You might know the answer to this:
So this is the "they" as in people that explain things I was talking about: "They" say its super dense in the core but how much can you compress a solid? Is it 2% heavier or 100%? How much can you compress a solid with explosive lenses?

Does that compression lead to conductivity like how the "ice" in Neptune and Uranus conducts at 1000'C and is hard as iron because it forms a lattice where the oxygen act like nucleuses and the hydrogen float around like electrons?

[IanB]

how much can you compress a solid? Is it 2% heavier or 100%? How much can you compress a solid with explosive lenses?
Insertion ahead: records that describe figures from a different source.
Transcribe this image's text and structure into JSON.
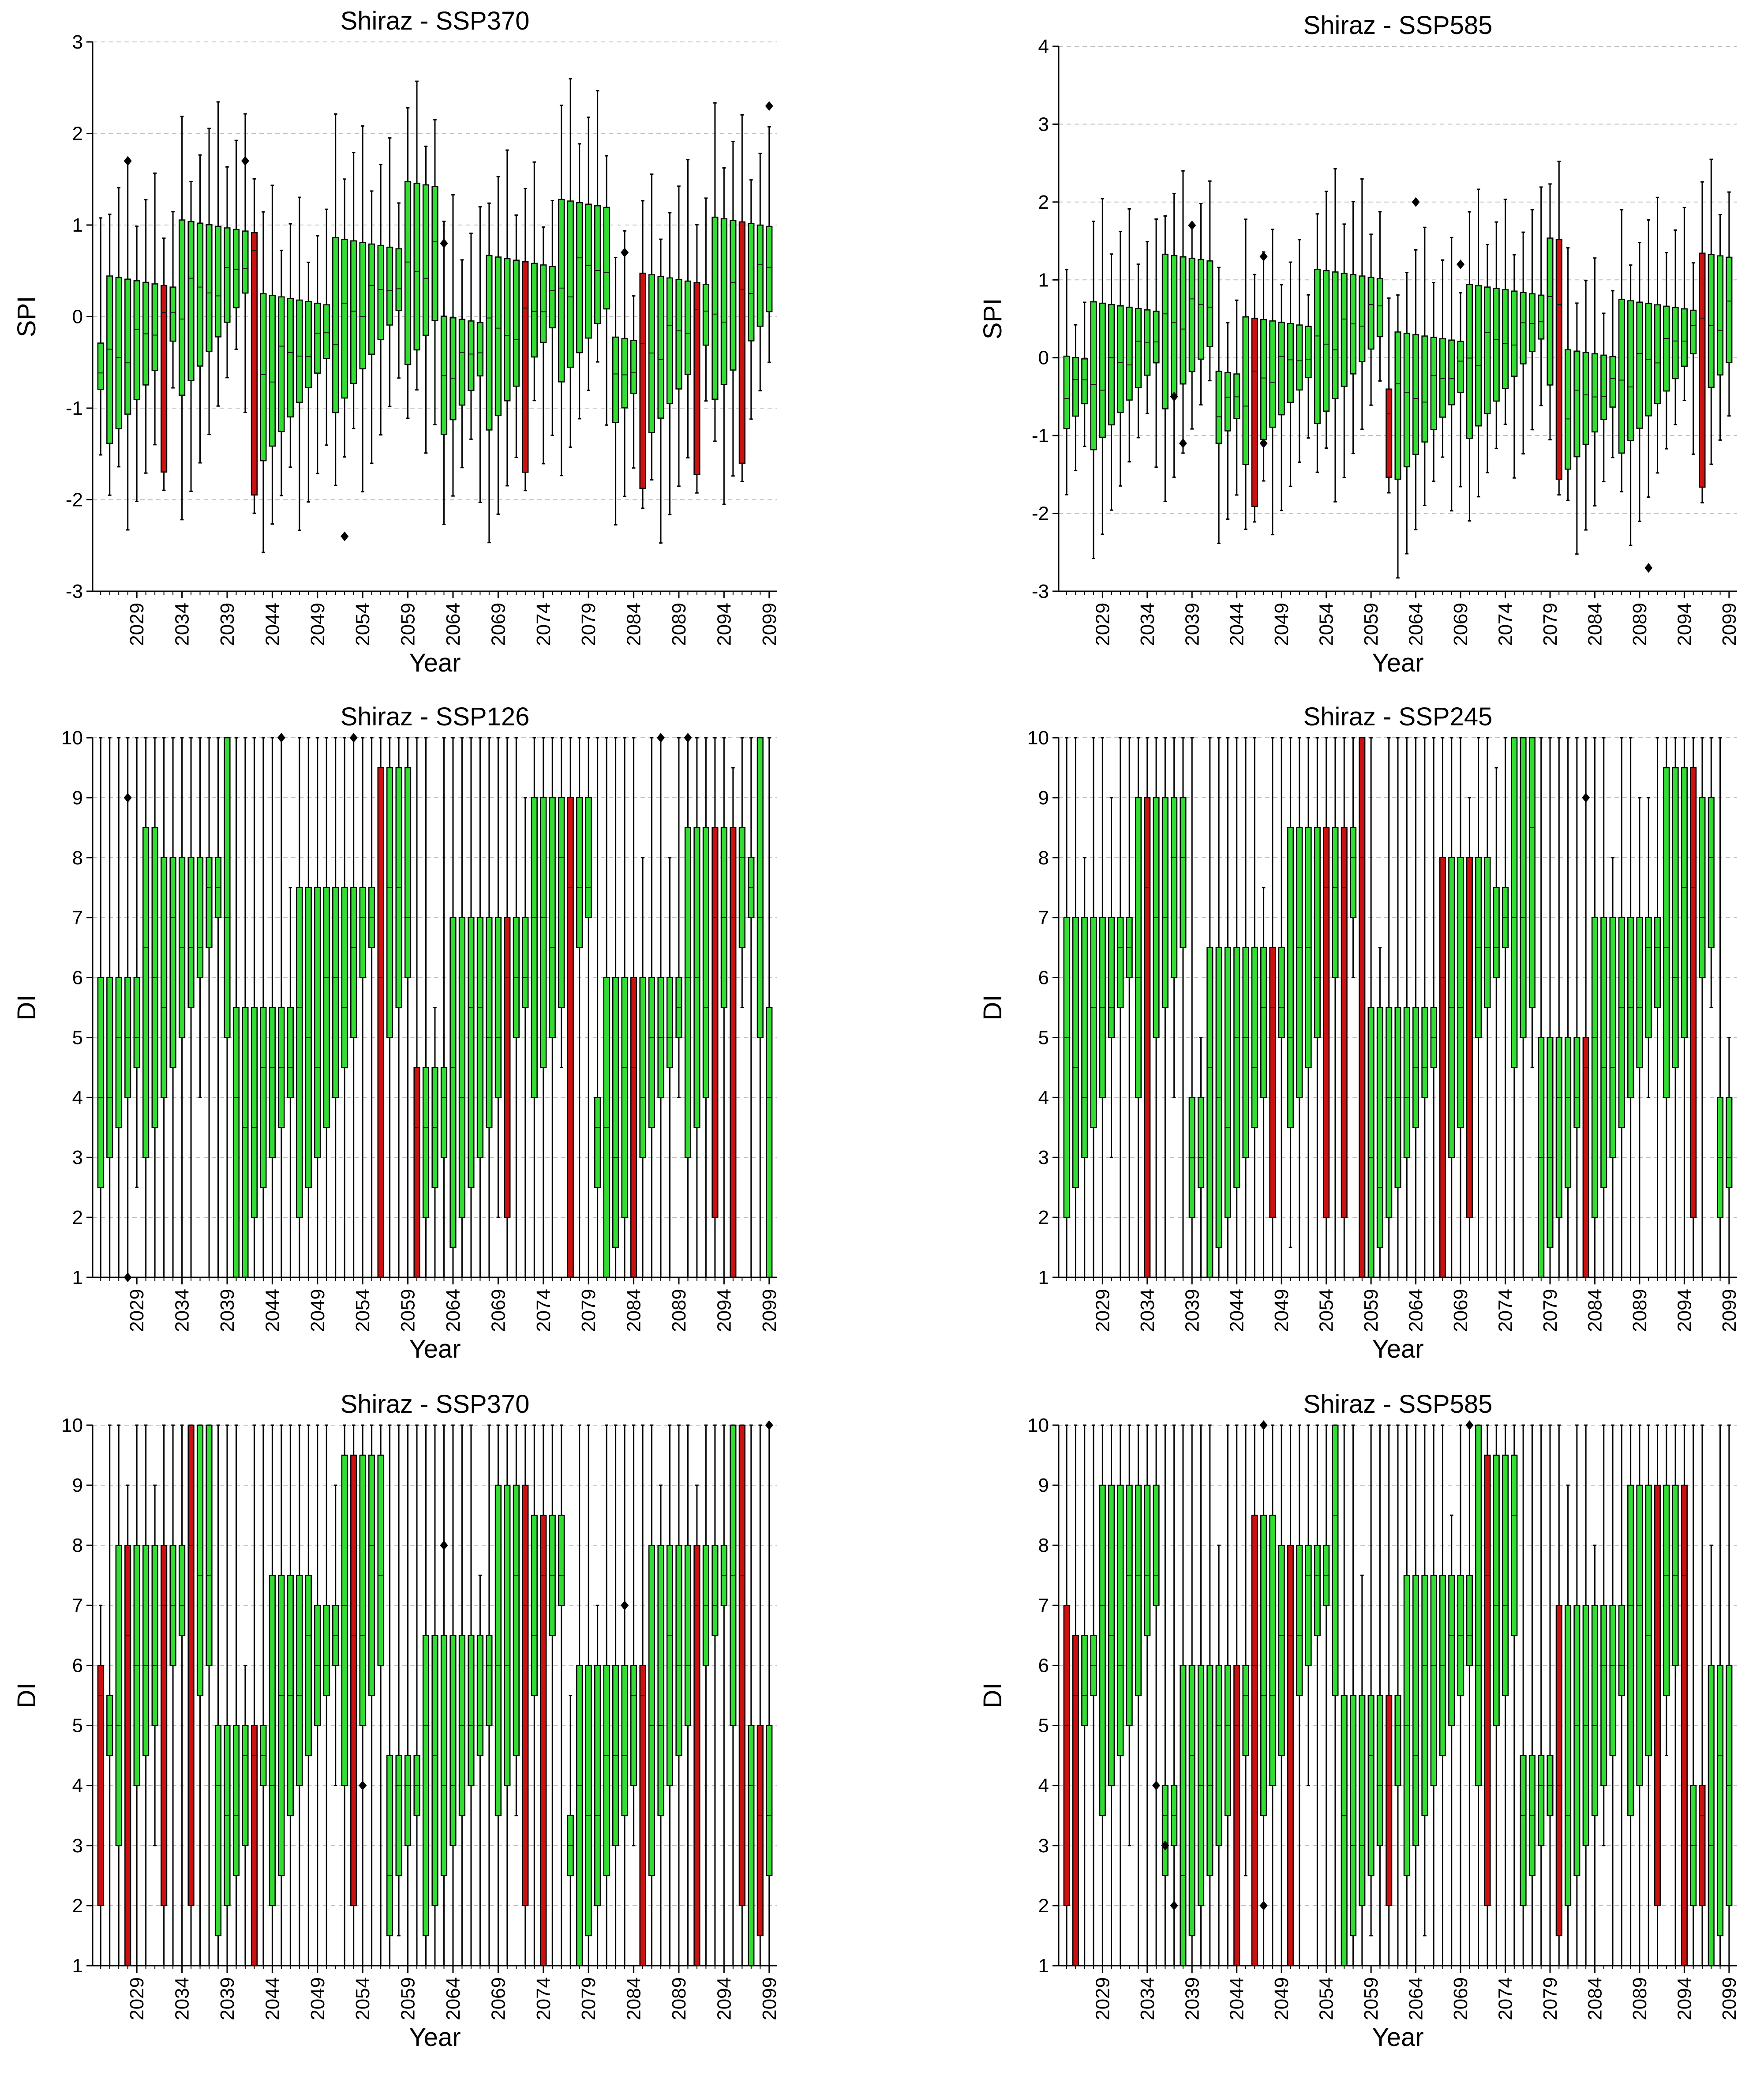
{
  "colors": {
    "normal_box": "#33dd33",
    "highlight_box": "#cc1111",
    "box_edge": "#000000",
    "grid": "#bfbfbf"
  },
  "chart_data": [
    {
      "type": "box",
      "title": "Shiraz - SSP370",
      "xlabel": "Year",
      "ylabel": "SPI",
      "ylim": [
        -3,
        3
      ],
      "yticks": [
        -3,
        -2,
        -1,
        0,
        1,
        2,
        3
      ],
      "grid": "horizontal dashed",
      "x_start": 2025,
      "x_end": 2099,
      "xticks": [
        "2029",
        "2034",
        "2039",
        "2044",
        "2049",
        "2054",
        "2059",
        "2064",
        "2069",
        "2074",
        "2079",
        "2084",
        "2089",
        "2094",
        "2099"
      ],
      "red_years": [
        2032,
        2042,
        2072,
        2085,
        2091,
        2096
      ],
      "outliers": [
        {
          "year": 2028,
          "value": 1.7
        },
        {
          "year": 2041,
          "value": 1.7
        },
        {
          "year": 2052,
          "value": -2.4
        },
        {
          "year": 2063,
          "value": 0.8
        },
        {
          "year": 2083,
          "value": 0.7
        },
        {
          "year": 2099,
          "value": 2.3
        }
      ]
    },
    {
      "type": "box",
      "title": "Shiraz - SSP585",
      "xlabel": "Year",
      "ylabel": "SPI",
      "ylim": [
        -3,
        4
      ],
      "yticks": [
        -3,
        -2,
        -1,
        0,
        1,
        2,
        3,
        4
      ],
      "grid": "horizontal dashed",
      "x_start": 2025,
      "x_end": 2099,
      "xticks": [
        "2029",
        "2034",
        "2039",
        "2044",
        "2049",
        "2054",
        "2059",
        "2064",
        "2069",
        "2074",
        "2079",
        "2084",
        "2089",
        "2094",
        "2099"
      ],
      "red_years": [
        2046,
        2061,
        2080,
        2096
      ],
      "outliers": [
        {
          "year": 2037,
          "value": -0.5
        },
        {
          "year": 2038,
          "value": -1.1
        },
        {
          "year": 2039,
          "value": 1.7
        },
        {
          "year": 2047,
          "value": 1.3
        },
        {
          "year": 2047,
          "value": -1.1
        },
        {
          "year": 2064,
          "value": 2.0
        },
        {
          "year": 2069,
          "value": 1.2
        },
        {
          "year": 2090,
          "value": -2.7
        }
      ]
    },
    {
      "type": "box",
      "title": "Shiraz - SSP126",
      "xlabel": "Year",
      "ylabel": "DI",
      "ylim": [
        1,
        10
      ],
      "yticks": [
        1,
        2,
        3,
        4,
        5,
        6,
        7,
        8,
        9,
        10
      ],
      "grid": "horizontal dashed",
      "x_start": 2025,
      "x_end": 2099,
      "xticks": [
        "2029",
        "2034",
        "2039",
        "2044",
        "2049",
        "2054",
        "2059",
        "2064",
        "2069",
        "2074",
        "2079",
        "2084",
        "2089",
        "2094",
        "2099"
      ],
      "red_years": [
        2056,
        2060,
        2070,
        2077,
        2084,
        2093,
        2095
      ],
      "outliers": [
        {
          "year": 2028,
          "value": 9.0
        },
        {
          "year": 2028,
          "value": 1.0
        },
        {
          "year": 2045,
          "value": 10.0
        },
        {
          "year": 2053,
          "value": 10.0
        },
        {
          "year": 2087,
          "value": 10.0
        },
        {
          "year": 2090,
          "value": 10.0
        }
      ]
    },
    {
      "type": "box",
      "title": "Shiraz - SSP245",
      "xlabel": "Year",
      "ylabel": "DI",
      "ylim": [
        1,
        10
      ],
      "yticks": [
        1,
        2,
        3,
        4,
        5,
        6,
        7,
        8,
        9,
        10
      ],
      "grid": "horizontal dashed",
      "x_start": 2025,
      "x_end": 2099,
      "xticks": [
        "2029",
        "2034",
        "2039",
        "2044",
        "2049",
        "2054",
        "2059",
        "2064",
        "2069",
        "2074",
        "2079",
        "2084",
        "2089",
        "2094",
        "2099"
      ],
      "red_years": [
        2034,
        2048,
        2054,
        2056,
        2058,
        2067,
        2070,
        2083,
        2095
      ],
      "outliers": [
        {
          "year": 2083,
          "value": 9.0
        }
      ]
    },
    {
      "type": "box",
      "title": "Shiraz - SSP370",
      "xlabel": "Year",
      "ylabel": "DI",
      "ylim": [
        1,
        10
      ],
      "yticks": [
        1,
        2,
        3,
        4,
        5,
        6,
        7,
        8,
        9,
        10
      ],
      "grid": "horizontal dashed",
      "x_start": 2025,
      "x_end": 2099,
      "xticks": [
        "2029",
        "2034",
        "2039",
        "2044",
        "2049",
        "2054",
        "2059",
        "2064",
        "2069",
        "2074",
        "2079",
        "2084",
        "2089",
        "2094",
        "2099"
      ],
      "red_years": [
        2025,
        2028,
        2032,
        2035,
        2042,
        2053,
        2072,
        2074,
        2085,
        2091,
        2096,
        2098
      ],
      "outliers": [
        {
          "year": 2054,
          "value": 4.0
        },
        {
          "year": 2063,
          "value": 8.0
        },
        {
          "year": 2083,
          "value": 7.0
        },
        {
          "year": 2099,
          "value": 10.0
        }
      ]
    },
    {
      "type": "box",
      "title": "Shiraz - SSP585",
      "xlabel": "Year",
      "ylabel": "DI",
      "ylim": [
        1,
        10
      ],
      "yticks": [
        1,
        2,
        3,
        4,
        5,
        6,
        7,
        8,
        9,
        10
      ],
      "grid": "horizontal dashed",
      "x_start": 2025,
      "x_end": 2099,
      "xticks": [
        "2029",
        "2034",
        "2039",
        "2044",
        "2049",
        "2054",
        "2059",
        "2064",
        "2069",
        "2074",
        "2079",
        "2084",
        "2089",
        "2094",
        "2099"
      ],
      "red_years": [
        2025,
        2026,
        2044,
        2046,
        2050,
        2061,
        2072,
        2080,
        2091,
        2094,
        2096
      ],
      "outliers": [
        {
          "year": 2035,
          "value": 4.0
        },
        {
          "year": 2036,
          "value": 3.0
        },
        {
          "year": 2037,
          "value": 2.0
        },
        {
          "year": 2047,
          "value": 10.0
        },
        {
          "year": 2047,
          "value": 2.0
        },
        {
          "year": 2070,
          "value": 10.0
        }
      ]
    }
  ]
}
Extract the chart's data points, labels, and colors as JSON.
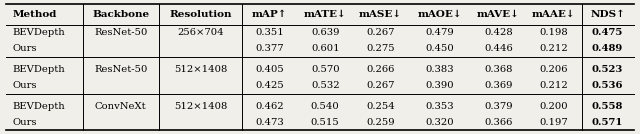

"How much" is the wrong question, because the answer is too easy: you can compress a solid as much as you like. In the center of neutron stars the material is compressed to a tiny fraction of its normal volume, and in black holes it is compressed to what seems like a no volume at all.

What you think of as a solid is not really very solid at all. Most of it consists of the empty space between atomic nuclei. It seems solid because the electric field between the atoms holds them rigidly in place, and if you try to compress it the repulsive forces try to push the atoms apart and oppose the outside pressure.

However, if you apply unimaginably high pressures you can overcome the repulsive forces between atoms and force the nuclei together.

In the normal way, the relationship between pressure, volume and states of matter is called a phase diagram. Solids at earth scale high pressures can have interesting phase diagrams with different arrangements of atoms giving different crystalline forms.

[Fred27]

Your constant attention seeking with your "profound" topics is getting tiresome.

+1
Please give it a rest. It's tedious.

[coppercone2]

I don't think there is a censor on intermediate stages of compressed matter between astrophysical object and ball bearing in a hydraulic press

I think beaming wants to know about a material regime in that region thats not studied well. I have wanted to build a diamond anvil for the last 15 years or so for this reason also.

A good diamond anvil will do more pressure then the earths core.

[EEVblog]

I am pretty sure we have a few geophysicists (pretty sure GK is) here that specialize in the oil field but none the less..... i am pretty sure Dave Jones did alot of geophysics research

On the electronics and acoustic side, I wasn't involved in the underground reflection and analysis stuff.
Even then regular practical geophysics (oil/mineral exporation etc) is all basically surface stuff (for all intents and purposes)

[0xdeadbeef]

A good diamond anvil will do more pressure then the earths core.

While it's true that a pressure 350-390 GPa and more can be achieved with a diamond anvil (letting aside that the pressure at earth's core is just estimated based on several assumptions as nobody can really know), the trick there is to minimize the area to a few micrometers. Plus you need the ~6000K - which seems to be possible with diamond anvils but I would think that investigating the superconductive behavior of NiFe could prove difficult under these conditions (very small area, very hot).

[IanB]

the pressure at earth's core is just estimated based on several assumptions as nobody can really know

It can be a very good estimate though. We pretty much know the mass of the earth and its volume, thus its density. We know how to describe the force of gravity. Therefore integrating over the volume of the earth tells what the pressure at the centre would be.

[rhb]

We cannot and never will be able to study the phase chemistry and physical properties of materials at the sorts of temperatures and pressures at the earth's core.

Any statements about the material properties under those conditions are merely speculation based on theoretical calculations.

FWIW I know far more about this from getting an MS in igneous petrology than I do from geophysics.  Igneous petrologists deal with high pressure and temperature physical chemistry.  Almost no one else works in that domain.

In any case, the appropriate place for questions like this are a search engine window, *not* the subject line of an EEVblog post.  The behavior of an object in a void at the center of a thick walled sphere due to gravity is most appropriately asked in your first semester calculus level physics class.